Le salaud, c’est le père qui m’a trahi. » 
J’ai été d’autant plus marqué par ces 330 pages que j’avais tardé à lire une histoire qui remonte une fois encore à la paternité, à la guerre et bien au delà.
J’ai été saisi par l’intégrité de l’écriture, et par la pertinence du montage qui pose en parallèle la douloureuse révélation du passé d’un père et le procès Barbie dont le compte rendu a valu au narrateur, journaliste de Libération, le prix Albert Londres de 1988.
J’en étais à apprécier les nombreuses bières que père et fils partagent ou pas aux abords du palais de justice de Lyon qui permettent une pause furtive parmi tant de tensions, de récits d’horreur dont les plus explicites ne sont pas forcément les plus atroces.
Le récit dramatique du départ à la retraite de la mère qui se tient tellement discrète dans un coin de la pièce constitue un moment de vérité tranchante dans une œuvre consacrée à la difficile, impossible, transcription de la réalité.
Tout est intense : l’auteur de « Mon traitre » va à Izieu dans la maison où plus de quarante enfants et leurs éducateurs furent déportés sur ordre de Klaus Barbie. 
« J’ai regardé la montagne. J’ai posé mes fleurs là, au bord de la route, sur cette tombe qui ne se doutait pas. Je me suis retourné une dernière fois. La lumière était trop belle. C’était là. »

samedi 14 mars 2026

Le fou de Bourdieu. Fabrice Pliskin.

Un bijoutier de Brioude a tué Chamseddine son voleur, d’une balle dans le dos.
Après sa sortie de prison, il va expier sa faute en essayant d’entrer en amitié avec un autre jeune homme nommé Chamseddine pour le sauver de sa situation de « dominé » comme il a pu s’excuser lui-même de son crime après avoir adopté les thèses de Bourdieu. 
« Un fait dit Durkheim, n’est jamais individuel.
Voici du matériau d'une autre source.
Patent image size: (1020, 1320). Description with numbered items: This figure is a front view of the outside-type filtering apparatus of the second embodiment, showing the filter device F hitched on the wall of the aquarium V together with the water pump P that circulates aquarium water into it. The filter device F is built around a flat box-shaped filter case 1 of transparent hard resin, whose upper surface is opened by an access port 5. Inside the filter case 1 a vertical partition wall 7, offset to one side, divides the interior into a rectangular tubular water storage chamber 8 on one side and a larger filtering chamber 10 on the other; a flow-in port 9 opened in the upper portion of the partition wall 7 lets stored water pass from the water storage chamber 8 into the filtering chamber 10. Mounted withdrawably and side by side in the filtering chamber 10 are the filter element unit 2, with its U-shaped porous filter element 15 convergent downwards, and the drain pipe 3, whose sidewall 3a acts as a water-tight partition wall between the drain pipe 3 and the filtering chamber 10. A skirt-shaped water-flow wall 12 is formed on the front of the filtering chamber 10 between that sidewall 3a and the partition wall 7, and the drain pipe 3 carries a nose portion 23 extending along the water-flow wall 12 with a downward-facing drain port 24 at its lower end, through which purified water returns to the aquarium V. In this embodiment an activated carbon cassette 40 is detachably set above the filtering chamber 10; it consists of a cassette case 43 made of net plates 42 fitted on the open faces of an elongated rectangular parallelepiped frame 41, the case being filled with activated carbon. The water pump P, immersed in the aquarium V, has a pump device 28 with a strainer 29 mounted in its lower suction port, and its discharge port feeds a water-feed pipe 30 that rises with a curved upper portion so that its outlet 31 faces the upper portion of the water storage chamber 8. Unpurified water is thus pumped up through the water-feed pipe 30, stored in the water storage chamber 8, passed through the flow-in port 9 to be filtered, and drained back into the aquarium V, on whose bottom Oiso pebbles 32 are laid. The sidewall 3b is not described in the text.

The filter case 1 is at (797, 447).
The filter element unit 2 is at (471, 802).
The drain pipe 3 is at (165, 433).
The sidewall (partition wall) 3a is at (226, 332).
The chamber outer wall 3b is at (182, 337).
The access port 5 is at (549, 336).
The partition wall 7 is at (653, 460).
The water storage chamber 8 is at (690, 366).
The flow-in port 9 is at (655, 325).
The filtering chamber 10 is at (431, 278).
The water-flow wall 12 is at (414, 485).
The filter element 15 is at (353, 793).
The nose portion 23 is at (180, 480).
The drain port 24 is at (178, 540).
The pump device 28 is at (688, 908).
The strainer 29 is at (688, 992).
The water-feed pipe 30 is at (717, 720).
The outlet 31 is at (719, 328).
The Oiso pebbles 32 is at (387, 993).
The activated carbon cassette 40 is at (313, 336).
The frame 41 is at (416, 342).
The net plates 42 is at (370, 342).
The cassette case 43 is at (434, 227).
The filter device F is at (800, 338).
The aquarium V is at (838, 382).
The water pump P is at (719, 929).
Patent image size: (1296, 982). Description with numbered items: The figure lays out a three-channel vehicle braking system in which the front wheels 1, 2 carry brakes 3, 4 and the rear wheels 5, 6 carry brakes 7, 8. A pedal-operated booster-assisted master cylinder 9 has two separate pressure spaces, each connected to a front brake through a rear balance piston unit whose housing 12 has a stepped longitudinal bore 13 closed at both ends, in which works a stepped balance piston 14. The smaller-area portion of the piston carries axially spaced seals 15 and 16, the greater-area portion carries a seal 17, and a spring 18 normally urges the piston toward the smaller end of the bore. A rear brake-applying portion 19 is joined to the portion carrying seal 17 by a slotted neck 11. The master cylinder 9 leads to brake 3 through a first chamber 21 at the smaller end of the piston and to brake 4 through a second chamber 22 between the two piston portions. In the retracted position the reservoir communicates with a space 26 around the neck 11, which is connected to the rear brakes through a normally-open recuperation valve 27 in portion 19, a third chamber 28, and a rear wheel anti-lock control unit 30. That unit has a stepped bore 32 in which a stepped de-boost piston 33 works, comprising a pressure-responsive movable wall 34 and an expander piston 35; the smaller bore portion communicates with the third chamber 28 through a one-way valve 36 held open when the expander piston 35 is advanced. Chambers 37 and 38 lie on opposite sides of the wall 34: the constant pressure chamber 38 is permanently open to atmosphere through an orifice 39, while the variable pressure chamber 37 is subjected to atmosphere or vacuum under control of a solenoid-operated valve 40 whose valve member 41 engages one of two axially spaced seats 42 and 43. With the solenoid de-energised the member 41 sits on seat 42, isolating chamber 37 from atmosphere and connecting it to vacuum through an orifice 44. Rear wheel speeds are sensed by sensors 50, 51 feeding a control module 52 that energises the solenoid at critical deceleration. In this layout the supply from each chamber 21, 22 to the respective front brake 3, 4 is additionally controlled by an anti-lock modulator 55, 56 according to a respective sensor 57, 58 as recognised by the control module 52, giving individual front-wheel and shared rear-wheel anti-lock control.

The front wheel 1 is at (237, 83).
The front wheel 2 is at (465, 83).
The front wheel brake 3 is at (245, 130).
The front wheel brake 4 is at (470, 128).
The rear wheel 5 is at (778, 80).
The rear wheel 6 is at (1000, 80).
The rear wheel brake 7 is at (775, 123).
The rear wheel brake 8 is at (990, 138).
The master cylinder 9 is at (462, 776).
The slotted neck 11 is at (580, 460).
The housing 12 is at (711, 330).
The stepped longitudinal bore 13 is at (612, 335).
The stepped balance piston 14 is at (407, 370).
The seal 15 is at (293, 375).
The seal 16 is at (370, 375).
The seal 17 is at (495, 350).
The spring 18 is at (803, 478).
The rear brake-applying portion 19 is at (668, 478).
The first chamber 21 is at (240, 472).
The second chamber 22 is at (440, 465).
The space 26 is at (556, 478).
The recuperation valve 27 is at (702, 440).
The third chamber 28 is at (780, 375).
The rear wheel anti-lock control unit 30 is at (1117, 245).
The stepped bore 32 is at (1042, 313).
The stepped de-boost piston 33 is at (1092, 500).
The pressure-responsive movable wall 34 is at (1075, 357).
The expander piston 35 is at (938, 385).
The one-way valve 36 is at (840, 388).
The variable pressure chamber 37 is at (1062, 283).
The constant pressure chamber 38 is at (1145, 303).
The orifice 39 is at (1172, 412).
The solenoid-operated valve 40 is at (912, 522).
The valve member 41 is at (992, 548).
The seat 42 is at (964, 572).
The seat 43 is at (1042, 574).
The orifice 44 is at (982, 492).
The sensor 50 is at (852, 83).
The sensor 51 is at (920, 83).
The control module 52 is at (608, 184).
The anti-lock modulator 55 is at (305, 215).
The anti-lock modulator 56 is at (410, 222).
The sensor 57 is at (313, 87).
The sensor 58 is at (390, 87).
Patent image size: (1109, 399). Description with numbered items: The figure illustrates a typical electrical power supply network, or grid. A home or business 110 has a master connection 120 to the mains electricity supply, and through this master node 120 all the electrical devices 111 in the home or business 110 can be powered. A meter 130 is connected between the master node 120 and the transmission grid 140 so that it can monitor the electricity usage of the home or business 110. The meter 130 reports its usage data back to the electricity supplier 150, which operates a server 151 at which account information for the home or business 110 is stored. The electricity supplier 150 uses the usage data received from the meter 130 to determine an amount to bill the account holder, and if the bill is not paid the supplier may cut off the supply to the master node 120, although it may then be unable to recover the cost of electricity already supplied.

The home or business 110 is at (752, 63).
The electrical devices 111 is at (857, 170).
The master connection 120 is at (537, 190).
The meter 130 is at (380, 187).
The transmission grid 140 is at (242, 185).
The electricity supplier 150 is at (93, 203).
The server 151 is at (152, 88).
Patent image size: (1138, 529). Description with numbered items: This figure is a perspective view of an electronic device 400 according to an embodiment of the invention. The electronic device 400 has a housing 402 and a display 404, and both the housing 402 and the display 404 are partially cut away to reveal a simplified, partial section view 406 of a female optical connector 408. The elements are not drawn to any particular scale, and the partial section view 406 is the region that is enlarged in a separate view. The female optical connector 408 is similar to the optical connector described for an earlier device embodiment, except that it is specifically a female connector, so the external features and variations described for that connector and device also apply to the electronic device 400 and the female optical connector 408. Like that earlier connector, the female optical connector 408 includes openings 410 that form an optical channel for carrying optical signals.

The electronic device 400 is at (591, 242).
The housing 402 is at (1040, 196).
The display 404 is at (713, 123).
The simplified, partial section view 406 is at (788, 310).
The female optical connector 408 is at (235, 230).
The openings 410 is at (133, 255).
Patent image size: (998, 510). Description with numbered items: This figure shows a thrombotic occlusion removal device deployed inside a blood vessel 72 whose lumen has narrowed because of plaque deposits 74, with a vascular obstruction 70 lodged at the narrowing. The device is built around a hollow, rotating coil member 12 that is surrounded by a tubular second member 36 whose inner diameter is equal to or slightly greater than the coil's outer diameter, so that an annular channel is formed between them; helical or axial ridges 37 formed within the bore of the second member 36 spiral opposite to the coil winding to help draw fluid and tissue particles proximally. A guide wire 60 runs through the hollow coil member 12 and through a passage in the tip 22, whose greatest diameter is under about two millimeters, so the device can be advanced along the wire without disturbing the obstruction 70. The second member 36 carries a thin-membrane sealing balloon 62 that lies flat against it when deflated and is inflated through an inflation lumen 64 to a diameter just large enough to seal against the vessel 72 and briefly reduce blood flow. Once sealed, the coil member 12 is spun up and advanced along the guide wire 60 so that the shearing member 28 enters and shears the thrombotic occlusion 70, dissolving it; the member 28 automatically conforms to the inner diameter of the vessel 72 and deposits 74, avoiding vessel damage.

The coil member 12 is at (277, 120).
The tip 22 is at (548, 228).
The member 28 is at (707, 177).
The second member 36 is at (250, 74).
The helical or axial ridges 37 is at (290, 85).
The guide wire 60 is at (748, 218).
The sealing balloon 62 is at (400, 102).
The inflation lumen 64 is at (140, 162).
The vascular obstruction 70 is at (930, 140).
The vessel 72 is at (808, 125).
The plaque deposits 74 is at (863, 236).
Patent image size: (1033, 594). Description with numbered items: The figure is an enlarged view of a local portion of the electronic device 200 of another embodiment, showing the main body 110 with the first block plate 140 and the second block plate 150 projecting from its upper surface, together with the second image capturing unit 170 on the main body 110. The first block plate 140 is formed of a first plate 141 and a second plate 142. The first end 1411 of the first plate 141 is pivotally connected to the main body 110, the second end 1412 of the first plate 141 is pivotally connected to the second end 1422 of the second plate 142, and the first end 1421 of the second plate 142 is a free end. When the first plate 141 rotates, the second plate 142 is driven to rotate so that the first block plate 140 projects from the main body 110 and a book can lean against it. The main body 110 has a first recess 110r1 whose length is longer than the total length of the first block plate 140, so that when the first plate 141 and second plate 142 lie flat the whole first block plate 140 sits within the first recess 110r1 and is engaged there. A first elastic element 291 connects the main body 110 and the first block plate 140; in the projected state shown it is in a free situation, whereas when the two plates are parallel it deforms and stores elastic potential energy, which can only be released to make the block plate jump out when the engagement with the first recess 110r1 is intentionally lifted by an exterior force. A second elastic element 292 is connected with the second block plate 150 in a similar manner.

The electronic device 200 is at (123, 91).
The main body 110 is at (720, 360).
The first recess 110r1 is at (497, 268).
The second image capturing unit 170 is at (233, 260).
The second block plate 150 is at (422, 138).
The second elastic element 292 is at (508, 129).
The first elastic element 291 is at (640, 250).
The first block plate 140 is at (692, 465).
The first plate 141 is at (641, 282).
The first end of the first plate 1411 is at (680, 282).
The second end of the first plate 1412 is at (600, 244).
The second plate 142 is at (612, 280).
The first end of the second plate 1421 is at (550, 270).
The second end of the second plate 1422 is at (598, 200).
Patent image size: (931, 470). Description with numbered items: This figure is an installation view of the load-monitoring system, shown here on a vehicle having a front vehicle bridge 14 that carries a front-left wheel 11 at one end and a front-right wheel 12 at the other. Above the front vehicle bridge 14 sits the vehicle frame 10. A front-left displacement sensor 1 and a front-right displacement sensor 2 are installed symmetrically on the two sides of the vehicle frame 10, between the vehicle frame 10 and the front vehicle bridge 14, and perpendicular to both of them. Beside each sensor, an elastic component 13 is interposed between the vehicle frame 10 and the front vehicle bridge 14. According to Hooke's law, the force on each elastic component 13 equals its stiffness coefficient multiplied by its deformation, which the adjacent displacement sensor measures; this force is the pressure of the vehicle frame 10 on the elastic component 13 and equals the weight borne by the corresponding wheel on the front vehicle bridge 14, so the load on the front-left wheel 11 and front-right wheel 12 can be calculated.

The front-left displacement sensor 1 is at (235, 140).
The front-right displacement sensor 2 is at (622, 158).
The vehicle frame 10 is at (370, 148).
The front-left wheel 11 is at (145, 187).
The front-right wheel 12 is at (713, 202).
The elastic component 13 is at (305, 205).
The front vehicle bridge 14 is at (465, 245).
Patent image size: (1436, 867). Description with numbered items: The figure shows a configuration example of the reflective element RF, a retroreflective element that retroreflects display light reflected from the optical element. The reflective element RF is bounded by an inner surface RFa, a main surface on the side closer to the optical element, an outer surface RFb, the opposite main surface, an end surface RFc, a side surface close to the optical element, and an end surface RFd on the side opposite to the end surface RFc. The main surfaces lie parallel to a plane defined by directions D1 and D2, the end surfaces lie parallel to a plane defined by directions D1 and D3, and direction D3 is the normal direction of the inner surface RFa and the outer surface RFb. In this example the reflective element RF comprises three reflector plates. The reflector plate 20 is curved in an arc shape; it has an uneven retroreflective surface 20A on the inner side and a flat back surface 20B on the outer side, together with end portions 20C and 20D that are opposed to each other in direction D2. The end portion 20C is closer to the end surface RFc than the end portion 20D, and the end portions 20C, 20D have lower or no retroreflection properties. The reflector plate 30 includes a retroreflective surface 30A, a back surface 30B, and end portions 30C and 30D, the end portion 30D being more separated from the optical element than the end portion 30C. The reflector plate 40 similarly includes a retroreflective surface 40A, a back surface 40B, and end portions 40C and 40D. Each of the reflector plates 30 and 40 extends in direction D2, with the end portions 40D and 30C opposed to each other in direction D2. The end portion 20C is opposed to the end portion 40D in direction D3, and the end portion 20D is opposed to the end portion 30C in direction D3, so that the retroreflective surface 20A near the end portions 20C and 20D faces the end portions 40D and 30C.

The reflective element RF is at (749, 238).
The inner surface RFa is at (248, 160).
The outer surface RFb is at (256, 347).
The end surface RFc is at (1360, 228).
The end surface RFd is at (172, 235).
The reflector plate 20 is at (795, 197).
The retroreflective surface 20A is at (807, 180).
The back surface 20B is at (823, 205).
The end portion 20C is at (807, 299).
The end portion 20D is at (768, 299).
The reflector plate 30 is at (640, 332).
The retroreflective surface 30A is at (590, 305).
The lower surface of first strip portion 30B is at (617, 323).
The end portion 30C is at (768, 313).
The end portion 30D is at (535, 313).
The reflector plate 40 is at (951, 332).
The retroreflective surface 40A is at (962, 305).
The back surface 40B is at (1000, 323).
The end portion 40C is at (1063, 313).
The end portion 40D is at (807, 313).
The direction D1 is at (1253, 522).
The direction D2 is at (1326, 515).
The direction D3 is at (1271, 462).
C’est un fait social, collectif, dont les causes sont à chercher non pas en moi, mais hors de moi. » 
Voici comment l’assassin de Chamseddine interprète le passage : 
«  Non tu n’as pas à endosser la pleine responsabilité de tes actes se dit-il en se crémant la nuque de son baume au gros thym. Et si tu es coupable, c’est au pire, d’un délit d’association de malfaiteurs où tes complices s’appellent Dieu, tes ancêtres, ta famille, le hasard, la société, etc… » 
Une écriture chatoyante, ironique, aborde en profondeur les sujets qui nous taraudent à travers une galerie de portraits amusants et tragiques où les tics de langage, les slogans publicitaires, les thèses sociologiques les plus baroques se révèlent à l’acide. 
« Quatre mois après sa sortie de prison, il entre avec une secrète horreur au conseil syndical de son immeuble. Objectif : se faire accepter comme l'un des leurs, respecter les formes, mimer une bienheureuse soumission à l'ordre rétabli, écrit-il doctement dans son journal intime, avant d'ajouter, moins doctement : « Ton modèle : Diego de La Vega, virtuose de la taqîya en chemise à jabot, licencié en feinte mollesse vaillante veulerie, héroïque obséquiosité. »
Le personnage principal passera de héros de l’auto-défense au banditisme, de la Haute Loire, à un immeuble dans le Marais et jusqu’à Miami, de la Twingo à la Lamborghini, de la soumission à un lecteur de Tiercé magazine à l’avilissement au pied de son « dominé ».
490 pages allègres, divertissantes et stimulantes intellectuellement : que demander de mieux ?La « gravitude » tourne à la comédie dans cette satire jubilatoire toute en finesse et clins d’œil où les woke en prennent plein le nez, les crypto monnaies sont ridiculisées comme le milieu médiatique que l’auteur journaliste au Nouvel Obs connait intimement. 
Tout comme nous avec nos contradictions : lucides dans les constats et tellement pusillanimes dans nos procrastinations, nos mauvaises consciences en passeraient pour de l’honnêteté.